Military Embedded Systems

Army's largest PV system to help provide $900k+ savings annually thanks to silicon technology


January 18, 2013

Brandon Lewis

Technology Editor

Embedded Computing Design

Army's largest PV system to help provide $900k+ savings annually thanks to silicon technology

WHITE SANDS, NM. The U.S. Army’s largest solar Photovoltaic (PV) system has been dedicated at New Mexico’s White Sands Missile Range. Utilizing nearly 15,500 panels, the $16.8 million, 4.1 MW system spans over 42 acres. Developed in a collaboration between the Huntsville Center, Siemens Government Technologies, Bostonia, and the U.S. Army Engineering and Support Center, the system is the world's largest low-concentration PV facility.

Projected to provide around 10 percent of the White Sands facility’s electricity and save approximately $930,000 annually, the power plant uses a ground-mounted tracking system technology from Solaria Corporation that improves overall energy yield by as much as 30 percent over fixed systems. In addition to levying more kiloWatt hours (kWhs) per day, the silicon cells within Solaria’s crystal silicone panels are singulated and reassembled into a parallel design, limiting the number of expensive silicon cells needed and making the wavy glass panels extremely strong. Combined, these features can reduce panel expenses by as much as 70 percent, and make energy production costs 10-15 percent cheaper than standard PV systems.

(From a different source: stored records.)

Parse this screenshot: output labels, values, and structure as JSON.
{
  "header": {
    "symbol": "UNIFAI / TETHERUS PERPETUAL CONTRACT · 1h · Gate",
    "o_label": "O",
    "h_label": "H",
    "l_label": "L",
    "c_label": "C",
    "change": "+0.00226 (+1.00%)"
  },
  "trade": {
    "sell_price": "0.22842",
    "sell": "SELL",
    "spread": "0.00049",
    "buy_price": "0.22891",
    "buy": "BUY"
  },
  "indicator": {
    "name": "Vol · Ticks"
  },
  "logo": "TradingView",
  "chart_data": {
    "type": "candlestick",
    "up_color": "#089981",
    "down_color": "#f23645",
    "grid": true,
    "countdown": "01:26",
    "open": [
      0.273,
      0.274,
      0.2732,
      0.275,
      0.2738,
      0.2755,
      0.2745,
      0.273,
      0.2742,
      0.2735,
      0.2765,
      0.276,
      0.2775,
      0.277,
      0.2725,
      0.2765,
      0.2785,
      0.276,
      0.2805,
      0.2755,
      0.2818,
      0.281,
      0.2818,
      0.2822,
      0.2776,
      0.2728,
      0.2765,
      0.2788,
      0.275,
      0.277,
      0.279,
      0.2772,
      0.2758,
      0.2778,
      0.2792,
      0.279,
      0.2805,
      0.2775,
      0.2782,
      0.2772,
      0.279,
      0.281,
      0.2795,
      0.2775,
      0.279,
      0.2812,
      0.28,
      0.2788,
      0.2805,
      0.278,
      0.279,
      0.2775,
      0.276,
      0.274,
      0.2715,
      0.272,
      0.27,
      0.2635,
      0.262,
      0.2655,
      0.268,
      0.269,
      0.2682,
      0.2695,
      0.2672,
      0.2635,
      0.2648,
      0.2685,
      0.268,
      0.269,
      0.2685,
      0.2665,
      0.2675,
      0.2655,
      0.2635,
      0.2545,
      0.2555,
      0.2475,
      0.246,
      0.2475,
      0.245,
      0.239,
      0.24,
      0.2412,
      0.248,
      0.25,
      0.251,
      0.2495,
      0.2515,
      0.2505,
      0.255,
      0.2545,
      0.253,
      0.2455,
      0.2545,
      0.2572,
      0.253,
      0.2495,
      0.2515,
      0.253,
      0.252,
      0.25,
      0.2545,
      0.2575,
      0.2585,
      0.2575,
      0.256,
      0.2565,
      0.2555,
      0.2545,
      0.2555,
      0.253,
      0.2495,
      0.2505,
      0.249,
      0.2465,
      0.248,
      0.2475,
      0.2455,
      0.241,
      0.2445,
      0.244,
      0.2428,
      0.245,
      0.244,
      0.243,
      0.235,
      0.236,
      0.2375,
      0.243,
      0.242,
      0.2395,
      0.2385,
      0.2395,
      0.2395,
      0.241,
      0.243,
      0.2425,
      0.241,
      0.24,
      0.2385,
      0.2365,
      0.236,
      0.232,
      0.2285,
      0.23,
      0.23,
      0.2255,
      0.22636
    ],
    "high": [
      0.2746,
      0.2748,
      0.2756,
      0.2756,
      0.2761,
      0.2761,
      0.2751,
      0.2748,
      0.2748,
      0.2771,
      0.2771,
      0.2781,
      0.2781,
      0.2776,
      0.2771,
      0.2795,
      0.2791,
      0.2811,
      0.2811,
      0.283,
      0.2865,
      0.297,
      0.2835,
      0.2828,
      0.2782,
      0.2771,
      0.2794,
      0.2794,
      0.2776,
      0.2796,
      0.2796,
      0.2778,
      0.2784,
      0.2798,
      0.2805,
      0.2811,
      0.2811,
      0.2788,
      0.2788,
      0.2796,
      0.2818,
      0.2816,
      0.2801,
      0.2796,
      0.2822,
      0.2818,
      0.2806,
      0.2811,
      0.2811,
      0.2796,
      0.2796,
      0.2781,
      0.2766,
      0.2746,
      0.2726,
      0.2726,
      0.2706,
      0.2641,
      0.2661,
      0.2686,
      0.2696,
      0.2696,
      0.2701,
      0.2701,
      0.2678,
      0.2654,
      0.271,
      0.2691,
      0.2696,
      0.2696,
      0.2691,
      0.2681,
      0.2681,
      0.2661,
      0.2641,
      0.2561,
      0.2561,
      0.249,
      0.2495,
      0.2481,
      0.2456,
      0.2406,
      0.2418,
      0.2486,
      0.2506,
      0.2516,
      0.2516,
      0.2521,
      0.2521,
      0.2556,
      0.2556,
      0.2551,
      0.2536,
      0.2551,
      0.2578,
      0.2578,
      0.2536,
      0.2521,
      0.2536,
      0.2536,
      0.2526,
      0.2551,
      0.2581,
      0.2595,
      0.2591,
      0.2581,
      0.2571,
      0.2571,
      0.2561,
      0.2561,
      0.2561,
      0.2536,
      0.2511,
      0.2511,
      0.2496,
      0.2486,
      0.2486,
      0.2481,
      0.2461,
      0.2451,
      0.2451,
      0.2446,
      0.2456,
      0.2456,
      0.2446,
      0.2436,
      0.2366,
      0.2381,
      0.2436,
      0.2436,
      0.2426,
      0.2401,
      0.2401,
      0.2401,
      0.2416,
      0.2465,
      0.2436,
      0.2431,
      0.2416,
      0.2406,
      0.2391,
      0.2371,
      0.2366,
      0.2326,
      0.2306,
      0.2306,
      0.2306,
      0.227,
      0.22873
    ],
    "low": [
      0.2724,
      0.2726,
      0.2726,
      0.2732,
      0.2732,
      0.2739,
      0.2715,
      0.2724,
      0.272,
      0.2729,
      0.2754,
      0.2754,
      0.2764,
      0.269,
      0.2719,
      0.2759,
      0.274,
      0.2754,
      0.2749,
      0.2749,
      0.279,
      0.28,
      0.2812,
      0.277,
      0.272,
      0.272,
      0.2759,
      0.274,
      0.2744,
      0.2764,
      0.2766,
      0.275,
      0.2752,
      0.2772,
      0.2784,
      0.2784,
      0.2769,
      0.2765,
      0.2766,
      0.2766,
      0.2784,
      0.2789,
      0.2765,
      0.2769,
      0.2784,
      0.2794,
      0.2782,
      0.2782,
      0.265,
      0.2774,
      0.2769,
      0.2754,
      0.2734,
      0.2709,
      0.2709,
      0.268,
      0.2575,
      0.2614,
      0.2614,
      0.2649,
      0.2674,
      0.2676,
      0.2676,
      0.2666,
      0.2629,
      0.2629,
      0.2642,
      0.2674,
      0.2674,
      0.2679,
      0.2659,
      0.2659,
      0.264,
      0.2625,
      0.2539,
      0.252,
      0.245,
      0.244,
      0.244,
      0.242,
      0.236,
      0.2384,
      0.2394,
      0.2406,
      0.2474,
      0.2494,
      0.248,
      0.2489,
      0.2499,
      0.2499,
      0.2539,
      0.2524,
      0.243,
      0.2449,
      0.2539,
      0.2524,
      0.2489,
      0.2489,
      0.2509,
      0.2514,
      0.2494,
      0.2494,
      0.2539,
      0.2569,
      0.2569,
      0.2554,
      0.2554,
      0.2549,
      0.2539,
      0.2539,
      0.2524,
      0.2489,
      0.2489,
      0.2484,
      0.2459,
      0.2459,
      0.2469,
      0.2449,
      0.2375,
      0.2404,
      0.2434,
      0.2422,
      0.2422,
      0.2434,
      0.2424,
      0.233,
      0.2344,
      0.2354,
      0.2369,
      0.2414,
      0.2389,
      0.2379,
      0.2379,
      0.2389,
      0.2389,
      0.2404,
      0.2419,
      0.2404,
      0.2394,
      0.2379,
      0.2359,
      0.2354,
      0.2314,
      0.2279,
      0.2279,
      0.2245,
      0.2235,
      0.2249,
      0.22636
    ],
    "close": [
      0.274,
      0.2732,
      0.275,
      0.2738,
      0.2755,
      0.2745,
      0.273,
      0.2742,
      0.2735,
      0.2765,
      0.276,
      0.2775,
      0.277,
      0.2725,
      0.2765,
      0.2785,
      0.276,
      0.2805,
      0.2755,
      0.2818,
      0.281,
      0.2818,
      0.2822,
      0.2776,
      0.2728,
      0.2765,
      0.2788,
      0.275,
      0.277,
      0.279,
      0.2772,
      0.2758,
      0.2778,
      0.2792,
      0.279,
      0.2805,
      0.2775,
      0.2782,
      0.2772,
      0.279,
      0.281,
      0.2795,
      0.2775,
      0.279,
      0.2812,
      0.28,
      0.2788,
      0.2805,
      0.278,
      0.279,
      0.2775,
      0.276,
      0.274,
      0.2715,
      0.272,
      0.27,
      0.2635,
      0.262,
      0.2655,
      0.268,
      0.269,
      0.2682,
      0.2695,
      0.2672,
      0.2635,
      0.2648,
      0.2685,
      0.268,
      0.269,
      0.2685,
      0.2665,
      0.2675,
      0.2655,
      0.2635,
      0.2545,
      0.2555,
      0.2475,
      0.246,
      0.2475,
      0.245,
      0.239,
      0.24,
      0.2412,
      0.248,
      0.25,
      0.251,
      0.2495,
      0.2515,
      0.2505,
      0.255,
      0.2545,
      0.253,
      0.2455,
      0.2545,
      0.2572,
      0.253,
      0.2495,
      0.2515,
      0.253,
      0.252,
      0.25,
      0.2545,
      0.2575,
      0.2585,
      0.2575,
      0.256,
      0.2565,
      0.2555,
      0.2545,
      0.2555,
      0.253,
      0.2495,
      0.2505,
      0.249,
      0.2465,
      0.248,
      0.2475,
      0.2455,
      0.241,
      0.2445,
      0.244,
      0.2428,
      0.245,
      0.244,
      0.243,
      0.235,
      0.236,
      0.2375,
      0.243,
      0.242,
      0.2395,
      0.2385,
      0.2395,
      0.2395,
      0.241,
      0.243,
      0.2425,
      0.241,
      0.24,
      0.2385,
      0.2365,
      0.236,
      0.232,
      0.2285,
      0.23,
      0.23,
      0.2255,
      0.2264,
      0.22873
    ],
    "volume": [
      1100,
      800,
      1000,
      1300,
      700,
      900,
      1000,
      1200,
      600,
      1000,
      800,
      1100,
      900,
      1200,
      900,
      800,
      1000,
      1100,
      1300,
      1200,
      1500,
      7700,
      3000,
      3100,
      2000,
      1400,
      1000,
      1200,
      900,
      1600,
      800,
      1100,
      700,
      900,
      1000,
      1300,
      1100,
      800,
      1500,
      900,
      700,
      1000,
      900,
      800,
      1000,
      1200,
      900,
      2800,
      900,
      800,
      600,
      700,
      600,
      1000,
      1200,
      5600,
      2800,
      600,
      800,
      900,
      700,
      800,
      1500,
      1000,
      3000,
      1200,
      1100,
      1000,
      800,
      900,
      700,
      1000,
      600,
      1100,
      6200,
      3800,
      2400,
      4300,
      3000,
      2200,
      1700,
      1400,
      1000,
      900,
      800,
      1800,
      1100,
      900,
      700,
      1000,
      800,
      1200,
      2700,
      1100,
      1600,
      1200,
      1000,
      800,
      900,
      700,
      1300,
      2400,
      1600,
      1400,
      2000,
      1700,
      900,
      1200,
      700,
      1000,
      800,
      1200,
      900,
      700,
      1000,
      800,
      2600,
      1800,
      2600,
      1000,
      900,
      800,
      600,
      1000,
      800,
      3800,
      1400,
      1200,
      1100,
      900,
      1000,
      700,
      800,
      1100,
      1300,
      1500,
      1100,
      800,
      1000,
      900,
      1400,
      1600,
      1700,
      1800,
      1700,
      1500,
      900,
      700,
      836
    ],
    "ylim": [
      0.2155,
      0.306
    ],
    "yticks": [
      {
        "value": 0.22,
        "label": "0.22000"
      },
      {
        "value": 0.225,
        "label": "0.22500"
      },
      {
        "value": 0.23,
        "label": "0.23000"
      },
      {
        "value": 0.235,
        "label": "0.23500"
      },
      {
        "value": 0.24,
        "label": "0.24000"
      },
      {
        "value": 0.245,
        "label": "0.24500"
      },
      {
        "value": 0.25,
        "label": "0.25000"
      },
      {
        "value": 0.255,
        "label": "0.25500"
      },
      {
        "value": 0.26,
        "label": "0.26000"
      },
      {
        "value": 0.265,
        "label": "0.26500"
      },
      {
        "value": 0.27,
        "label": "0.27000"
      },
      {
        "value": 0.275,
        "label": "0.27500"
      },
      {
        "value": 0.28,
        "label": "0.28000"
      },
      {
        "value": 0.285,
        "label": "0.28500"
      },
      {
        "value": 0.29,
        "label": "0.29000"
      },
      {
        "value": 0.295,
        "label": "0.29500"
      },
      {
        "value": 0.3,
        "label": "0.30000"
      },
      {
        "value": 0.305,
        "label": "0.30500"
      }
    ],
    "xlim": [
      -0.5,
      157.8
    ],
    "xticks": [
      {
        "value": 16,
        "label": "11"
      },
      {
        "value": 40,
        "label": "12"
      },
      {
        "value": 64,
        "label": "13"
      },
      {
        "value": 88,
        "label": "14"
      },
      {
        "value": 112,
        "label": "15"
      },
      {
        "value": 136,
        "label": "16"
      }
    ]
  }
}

Under a 25-year contract, Siemens Government Technologies will assume the maintenance and operations responsibilities of the facility, and sell all generated energy to the Army at the rate currently being paid to a local utility company. Though the Army made no capital investments in the project, to comply with federal renewable energy mandates, it will retain the associated Renewable Energy Credits (RECs). The project comes as part of a White House directive mandating that federal agencies to make $2 billion worth of energy efficiency upgrades over the next year through Energy Savings Performance Contracts.

Garrison Commander Colonel Leo Pullar commented on the system, “This project illustrates the U.S. Army’s commitment to going green, our focus on operating on net zero energy, and doing what we can to help protect the environment.”